2 thoughts on “Parable of the Sower: Explanation and Chapter 1

  1. Teenage years are a transition time, and friendships often wane and end for no other reason than changing interests, personal problems, realizing there’s an opposite sex, etc. I bet most of your friends didn’t lose contact with you because you were you, but more for these other reasons, and because losing friends is what happens as you get older and everyone changes.

    “If God doesn’t feel you tried hard enough to convert people, he will hold you personally responsible for their damnation.” I’m sure this is the case for a lot of people, but not everyone is like that.
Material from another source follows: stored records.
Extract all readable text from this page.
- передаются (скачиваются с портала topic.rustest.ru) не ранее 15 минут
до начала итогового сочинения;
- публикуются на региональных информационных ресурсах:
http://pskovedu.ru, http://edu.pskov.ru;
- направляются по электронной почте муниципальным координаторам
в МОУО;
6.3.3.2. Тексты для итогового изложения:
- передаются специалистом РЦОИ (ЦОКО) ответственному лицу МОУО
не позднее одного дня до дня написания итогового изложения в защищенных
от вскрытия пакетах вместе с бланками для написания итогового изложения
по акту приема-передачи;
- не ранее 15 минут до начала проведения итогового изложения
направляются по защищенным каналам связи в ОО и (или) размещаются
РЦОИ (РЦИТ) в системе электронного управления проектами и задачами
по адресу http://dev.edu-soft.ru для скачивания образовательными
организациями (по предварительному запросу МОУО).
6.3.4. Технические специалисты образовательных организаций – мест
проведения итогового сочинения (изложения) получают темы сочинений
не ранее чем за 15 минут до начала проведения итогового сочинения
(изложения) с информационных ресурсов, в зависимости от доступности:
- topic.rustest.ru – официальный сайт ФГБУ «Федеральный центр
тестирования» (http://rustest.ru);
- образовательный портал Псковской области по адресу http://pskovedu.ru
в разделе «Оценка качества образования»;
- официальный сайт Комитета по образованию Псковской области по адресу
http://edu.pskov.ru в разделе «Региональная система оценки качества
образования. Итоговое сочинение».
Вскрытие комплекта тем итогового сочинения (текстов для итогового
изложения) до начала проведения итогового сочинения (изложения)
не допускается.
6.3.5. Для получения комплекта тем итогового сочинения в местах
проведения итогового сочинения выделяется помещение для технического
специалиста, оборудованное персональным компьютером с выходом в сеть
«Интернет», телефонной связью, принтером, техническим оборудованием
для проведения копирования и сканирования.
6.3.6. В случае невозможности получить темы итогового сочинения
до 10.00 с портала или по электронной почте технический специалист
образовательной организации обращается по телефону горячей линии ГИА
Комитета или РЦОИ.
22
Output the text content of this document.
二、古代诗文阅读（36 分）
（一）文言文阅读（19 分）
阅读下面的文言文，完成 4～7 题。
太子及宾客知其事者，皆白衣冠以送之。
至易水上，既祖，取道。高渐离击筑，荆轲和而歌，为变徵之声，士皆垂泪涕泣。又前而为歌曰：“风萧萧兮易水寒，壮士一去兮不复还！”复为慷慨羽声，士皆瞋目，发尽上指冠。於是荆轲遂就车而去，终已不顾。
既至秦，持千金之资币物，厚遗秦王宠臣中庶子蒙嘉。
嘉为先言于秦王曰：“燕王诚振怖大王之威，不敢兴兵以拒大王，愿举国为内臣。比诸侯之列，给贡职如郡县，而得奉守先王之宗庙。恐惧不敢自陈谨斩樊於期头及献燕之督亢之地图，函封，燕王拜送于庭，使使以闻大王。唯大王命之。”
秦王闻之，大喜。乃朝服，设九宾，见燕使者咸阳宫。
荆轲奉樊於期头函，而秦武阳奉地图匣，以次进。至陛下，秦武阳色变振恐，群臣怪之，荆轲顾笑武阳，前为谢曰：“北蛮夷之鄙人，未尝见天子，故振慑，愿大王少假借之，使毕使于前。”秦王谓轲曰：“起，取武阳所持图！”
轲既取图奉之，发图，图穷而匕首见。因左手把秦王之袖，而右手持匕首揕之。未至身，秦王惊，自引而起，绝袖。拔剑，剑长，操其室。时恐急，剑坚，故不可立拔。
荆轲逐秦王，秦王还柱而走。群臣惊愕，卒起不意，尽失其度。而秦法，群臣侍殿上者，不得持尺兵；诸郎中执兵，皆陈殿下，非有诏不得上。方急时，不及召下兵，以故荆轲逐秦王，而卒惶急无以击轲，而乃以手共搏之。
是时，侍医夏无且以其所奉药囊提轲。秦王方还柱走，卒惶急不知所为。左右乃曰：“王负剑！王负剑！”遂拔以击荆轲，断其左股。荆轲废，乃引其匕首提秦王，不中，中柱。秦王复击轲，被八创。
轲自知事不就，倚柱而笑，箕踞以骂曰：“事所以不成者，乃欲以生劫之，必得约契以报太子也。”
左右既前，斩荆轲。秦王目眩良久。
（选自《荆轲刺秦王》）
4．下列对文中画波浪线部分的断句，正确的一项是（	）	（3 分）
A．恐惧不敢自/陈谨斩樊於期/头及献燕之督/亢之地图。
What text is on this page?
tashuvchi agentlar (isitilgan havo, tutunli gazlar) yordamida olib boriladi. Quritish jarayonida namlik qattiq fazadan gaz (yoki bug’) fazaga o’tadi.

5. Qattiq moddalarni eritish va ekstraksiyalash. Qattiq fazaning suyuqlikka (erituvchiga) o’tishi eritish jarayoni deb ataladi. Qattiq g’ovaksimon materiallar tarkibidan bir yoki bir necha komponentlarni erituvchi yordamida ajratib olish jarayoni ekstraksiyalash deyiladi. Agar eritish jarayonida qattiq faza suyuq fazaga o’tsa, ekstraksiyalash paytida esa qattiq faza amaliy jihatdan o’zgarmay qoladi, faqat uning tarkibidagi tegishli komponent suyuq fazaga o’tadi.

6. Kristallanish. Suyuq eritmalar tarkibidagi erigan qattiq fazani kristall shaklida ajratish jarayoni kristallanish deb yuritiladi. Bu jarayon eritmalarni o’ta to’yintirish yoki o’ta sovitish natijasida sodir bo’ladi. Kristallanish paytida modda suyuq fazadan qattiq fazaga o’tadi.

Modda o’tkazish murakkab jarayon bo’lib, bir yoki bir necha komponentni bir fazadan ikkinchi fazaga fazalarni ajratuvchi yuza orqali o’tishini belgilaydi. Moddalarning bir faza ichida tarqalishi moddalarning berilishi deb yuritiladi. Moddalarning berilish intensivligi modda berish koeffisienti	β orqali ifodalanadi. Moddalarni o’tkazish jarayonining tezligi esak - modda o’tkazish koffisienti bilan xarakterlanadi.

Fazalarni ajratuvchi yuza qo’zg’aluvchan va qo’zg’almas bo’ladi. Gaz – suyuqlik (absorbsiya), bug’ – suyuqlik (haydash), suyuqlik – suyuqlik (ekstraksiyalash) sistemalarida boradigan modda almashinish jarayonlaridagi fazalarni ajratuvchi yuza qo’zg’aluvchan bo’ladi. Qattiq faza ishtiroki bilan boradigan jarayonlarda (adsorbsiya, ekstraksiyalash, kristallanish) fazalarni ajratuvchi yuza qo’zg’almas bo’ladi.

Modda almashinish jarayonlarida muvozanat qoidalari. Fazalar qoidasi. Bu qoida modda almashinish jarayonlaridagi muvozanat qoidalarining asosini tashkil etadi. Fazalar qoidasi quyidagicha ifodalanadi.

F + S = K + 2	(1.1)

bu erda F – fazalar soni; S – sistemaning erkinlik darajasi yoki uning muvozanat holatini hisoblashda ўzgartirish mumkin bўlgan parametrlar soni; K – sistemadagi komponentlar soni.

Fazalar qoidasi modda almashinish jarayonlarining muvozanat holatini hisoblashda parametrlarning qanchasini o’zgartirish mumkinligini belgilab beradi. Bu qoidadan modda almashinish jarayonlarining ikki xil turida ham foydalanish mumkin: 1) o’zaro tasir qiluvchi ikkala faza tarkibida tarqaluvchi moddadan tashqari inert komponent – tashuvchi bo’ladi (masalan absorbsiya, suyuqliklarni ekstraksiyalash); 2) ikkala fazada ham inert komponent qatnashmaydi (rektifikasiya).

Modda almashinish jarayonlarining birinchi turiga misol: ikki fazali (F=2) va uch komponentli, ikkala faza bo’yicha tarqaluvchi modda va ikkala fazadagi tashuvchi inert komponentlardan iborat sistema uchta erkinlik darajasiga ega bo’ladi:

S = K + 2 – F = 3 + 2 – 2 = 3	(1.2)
I personally had a huge weight lifted off my shoulders when I became atheist, because I was constantly horrified that everyone I knew (or even people I didn’t know) were going to Hell because I wasn’t continually preaching to them. I wasn’t concerned with me and how I would look on going to Heaven – I was seriously concerned that people were going to suffer and I didn’t do enough for them to lead them to Jesus. Of course, when I discuss this with most people, they never really cared about anybody else going to Hell, because most people are assholes and yes think only of themselves. But if someone really believes their sister that they love might go to Hell, it’s not too outrageous to think they are genuinely concerned for their future welfare.

    • While do agree that the sister does care (real Jaimie certainly did) Adventists also get told that God holds you accountable for those you could have reached, but didn’t. Dad always said he didn’t know what he’d say if he got to heaven and God asked where my sibling and I were. I believe dad’s concern, and probably a lot of other people’s, went both ways.

      My dad was scared I would go to hell. He was also scared that, if that happened, God would blame dad for it.

      Teenage!me went back and forth as to whether or not “Jaimie” cared about her soul, or was just worried about her own. Adult me knows that of course Jaimie cared, but teenagers aren’t always…. Well, you know.